Alpha’s Baby(85)
“I’m glad you’re finally coming to,” said a voice in the background. “You’ve been out for a while.”
I tried to look at whoever spoke, but I was still groggy and the room was just a blur. After several moments of rapid blinking, I could make out a few shapes. A chair there. A white-coated figure there, standing over me.
Where was I? What had happened to me? Why was I in what seemed to be a hospital room?
“We are so lucky to have you with us.”
I looked up into a white-haired man’s face and then down at the name tag on his white coat. Even with blurred vision, I could make out the words Dr. Warner.
A doctor.
Suddenly, everything came back to me and I remembered everything right before the accident.

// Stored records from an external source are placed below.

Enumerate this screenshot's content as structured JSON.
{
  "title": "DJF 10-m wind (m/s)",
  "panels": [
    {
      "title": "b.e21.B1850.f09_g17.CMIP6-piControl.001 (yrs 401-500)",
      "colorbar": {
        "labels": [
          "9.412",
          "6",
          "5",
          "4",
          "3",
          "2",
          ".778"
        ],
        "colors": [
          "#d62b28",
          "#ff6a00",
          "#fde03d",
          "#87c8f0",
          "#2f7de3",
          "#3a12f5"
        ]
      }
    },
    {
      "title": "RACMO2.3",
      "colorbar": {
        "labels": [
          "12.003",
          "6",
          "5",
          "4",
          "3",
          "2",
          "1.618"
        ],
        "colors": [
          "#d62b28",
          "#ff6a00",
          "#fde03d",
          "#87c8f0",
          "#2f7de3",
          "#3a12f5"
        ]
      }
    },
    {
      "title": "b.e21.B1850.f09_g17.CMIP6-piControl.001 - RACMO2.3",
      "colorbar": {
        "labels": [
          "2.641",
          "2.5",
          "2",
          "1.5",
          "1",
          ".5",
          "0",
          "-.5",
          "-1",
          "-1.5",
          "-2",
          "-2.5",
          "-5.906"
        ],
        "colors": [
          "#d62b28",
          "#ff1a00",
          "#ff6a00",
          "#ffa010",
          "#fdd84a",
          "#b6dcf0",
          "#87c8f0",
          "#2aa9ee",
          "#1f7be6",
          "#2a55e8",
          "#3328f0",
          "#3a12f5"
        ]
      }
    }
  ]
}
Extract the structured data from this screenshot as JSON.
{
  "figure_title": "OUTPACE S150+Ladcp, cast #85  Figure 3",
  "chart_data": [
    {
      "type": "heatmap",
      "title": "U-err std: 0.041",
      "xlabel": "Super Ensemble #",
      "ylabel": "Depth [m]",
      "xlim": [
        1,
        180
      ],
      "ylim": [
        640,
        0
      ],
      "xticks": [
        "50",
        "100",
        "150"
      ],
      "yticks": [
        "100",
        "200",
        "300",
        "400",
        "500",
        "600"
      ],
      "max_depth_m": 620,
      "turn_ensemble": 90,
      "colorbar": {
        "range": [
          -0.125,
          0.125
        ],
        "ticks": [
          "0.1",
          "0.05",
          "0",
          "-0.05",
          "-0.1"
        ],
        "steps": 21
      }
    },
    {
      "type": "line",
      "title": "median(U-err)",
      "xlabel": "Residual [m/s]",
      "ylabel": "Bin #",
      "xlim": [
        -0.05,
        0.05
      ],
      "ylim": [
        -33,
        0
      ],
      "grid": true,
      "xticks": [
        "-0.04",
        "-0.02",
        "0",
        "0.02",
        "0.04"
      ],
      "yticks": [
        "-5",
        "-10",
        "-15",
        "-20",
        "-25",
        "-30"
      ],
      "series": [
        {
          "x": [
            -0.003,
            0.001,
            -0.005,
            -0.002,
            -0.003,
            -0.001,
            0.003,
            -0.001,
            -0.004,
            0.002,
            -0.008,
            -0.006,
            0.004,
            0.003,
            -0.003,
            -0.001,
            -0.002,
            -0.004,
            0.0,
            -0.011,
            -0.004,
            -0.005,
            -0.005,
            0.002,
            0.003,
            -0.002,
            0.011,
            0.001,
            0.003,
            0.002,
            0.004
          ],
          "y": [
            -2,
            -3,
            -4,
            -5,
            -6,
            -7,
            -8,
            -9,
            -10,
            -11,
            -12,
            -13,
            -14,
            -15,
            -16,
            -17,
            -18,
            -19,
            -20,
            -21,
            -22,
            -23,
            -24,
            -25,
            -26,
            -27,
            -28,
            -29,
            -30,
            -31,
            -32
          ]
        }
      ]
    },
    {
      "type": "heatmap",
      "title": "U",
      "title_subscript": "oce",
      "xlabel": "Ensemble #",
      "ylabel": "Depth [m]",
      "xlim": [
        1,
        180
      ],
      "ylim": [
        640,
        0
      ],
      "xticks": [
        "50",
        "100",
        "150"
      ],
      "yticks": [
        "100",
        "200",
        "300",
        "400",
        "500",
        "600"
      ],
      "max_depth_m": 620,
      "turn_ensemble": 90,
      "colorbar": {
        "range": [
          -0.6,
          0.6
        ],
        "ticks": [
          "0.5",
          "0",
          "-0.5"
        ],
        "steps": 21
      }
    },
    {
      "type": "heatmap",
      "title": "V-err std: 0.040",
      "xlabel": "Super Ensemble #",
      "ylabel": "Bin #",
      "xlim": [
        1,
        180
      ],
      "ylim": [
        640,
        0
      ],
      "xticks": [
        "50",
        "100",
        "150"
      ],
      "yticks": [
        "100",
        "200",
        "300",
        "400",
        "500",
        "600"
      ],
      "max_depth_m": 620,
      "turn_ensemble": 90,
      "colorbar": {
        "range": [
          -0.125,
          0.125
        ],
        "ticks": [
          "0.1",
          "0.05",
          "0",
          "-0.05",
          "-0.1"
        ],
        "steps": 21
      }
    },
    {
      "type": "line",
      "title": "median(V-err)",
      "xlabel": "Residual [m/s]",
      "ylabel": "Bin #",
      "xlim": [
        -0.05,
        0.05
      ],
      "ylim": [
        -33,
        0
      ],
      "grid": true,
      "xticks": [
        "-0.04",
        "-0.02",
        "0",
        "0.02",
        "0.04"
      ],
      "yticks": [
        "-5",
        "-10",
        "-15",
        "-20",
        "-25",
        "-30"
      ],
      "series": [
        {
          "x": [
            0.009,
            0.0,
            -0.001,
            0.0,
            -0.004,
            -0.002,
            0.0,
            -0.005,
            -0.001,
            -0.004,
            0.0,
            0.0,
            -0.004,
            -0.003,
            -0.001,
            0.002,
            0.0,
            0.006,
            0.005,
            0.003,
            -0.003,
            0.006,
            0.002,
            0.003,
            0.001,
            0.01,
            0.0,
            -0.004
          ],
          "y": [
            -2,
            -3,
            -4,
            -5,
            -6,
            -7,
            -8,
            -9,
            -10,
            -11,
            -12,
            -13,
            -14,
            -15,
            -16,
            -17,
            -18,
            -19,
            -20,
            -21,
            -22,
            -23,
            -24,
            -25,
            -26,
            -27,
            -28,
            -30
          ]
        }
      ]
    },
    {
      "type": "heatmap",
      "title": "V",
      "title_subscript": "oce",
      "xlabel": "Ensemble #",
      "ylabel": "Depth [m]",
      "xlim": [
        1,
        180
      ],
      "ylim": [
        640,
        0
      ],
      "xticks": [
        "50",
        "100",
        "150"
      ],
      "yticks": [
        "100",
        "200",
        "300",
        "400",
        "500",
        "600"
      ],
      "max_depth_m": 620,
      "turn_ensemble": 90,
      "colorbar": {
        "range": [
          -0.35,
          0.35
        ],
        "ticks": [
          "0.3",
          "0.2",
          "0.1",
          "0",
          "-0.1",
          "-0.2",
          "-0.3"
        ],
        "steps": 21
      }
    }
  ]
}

“My baby,” I cried, not caring about what was going to happen to me. I clutched my stomach, feeling all over it, but I immediately pulled my hands back at the sharp pain that greeted me. For the first time since waking up, I felt something beyond the pain. Emptiness. I somehow felt empty inside.
Oh, no.
I was suddenly filled with overpowering dread that made me want to vomit at the doctor’s feet.
And what about Stefan?
I didn’t want to think about it. We’d been through so much, only to have everything ripped from us by a cruel, tragic twist of fate.
The doctor looked at me gravely, and I swear that I felt like I would die in the hospital bed at that exact moment.
“I am very sorry, Bella,” the doctor sad sadly. “But we had to perform emergency surgery. The accident caused you to go into premature labor.”
Unable to control myself any longer, I burst into tears.
Stefan
I came awake with a gasp. I felt like shit. My body was sore all over, but as a trained athlete, I was used to aches and pains. I shook off the effects of whatever drug I was under and sat up.
I was in a hospital bed, hooked up to a machine. I was naked, garbed in one of those shitty hospital gowns. There were several wires attached to my bare chest and an IV feed going through my arm.
At the foot of my bed, there was a nurse who had a guilty look on her face, and I realized that I’d been lying with my legs spread and I’d somehow kicked my sheet down. I can guess what she’d been looking at, and while I’d normally be flattered, I didn’t have time to worry about that.
“Where am I?” I asked her, shaking my head to try and get the rest of whatever they’d injected me with out of my damn head.
She blushed deeply and quickly said, “St George’s Hospital.”
“Where is Bella?”
The nurse lowered her eyes. “The woman you were in an accident with is fine, but . . .”
“But?” I demanded, feeling more agitated by the second, my abs clenching from anxiety.
“We had to do surgery.”
That was all I needed to hear.
“Sir, what are you doing?” the nursed demanded as I began ripping the wires from my body. The IV hurt like hell coming out, but I didn’t give a shit. “You’ve been in a horrible accident and need rest. I need you to lie back down—”
I shoved the nurse’s hands away and hopped out of the bed. I stumbled when I landed, off-balance, pain shooting up my side and dizziness threatening to overtake me.
With great effort, I shrugged it all off. Then, ignoring the nurse’s protests, I stumbled out of the room. I half-ran, half-stumbled down the hallway. I had no idea where I was going, but I was determined.
I had to find Bella.
I tried to round a corner and lost my balance, crashing into a food cart and groaning as my side was pierced with pain again, so blinding that I sagged to the tile floor, staring at the linoleum and trying to just breathe.
Someone knelt beside me, and I heard a calming, gentle voice. “Stefan, I’m Dr. Jackson. I’m your attending. Listen, you’ve got two cracked ribs. Running into food carts isn’t going to help you.”
“Don’t fucking care,” I whispered, the loudest sound I could make. “Where’s Bella?”
“You really should go back to bed,” Dr. Jackson started, but I pushed his hands away and tried to get to my feet.
“Fuck you, Doc. The woman I love, the mother of my child, just had surgery, and you’re telling me to go to bed? Fuck you.”
I staggered to my feet, but Dr. Jackson was with me, gesturing with a free hand to someone. “Fine, be that way. I’ll help you to her, just . . . sit down in the wheelchair, okay?”
I did, slumping into the chair that was being held by a nurse as Dr. Jackson talked with someone on a intercom phone, then whispered in the nurse’s ear. She pushed me to the elevator, taking us up to the ninth floor, which I noticed was listed as OB/GYN-NICU. I’d seen enough medical shows to know what NICU was. “What’s wrong with Bella?”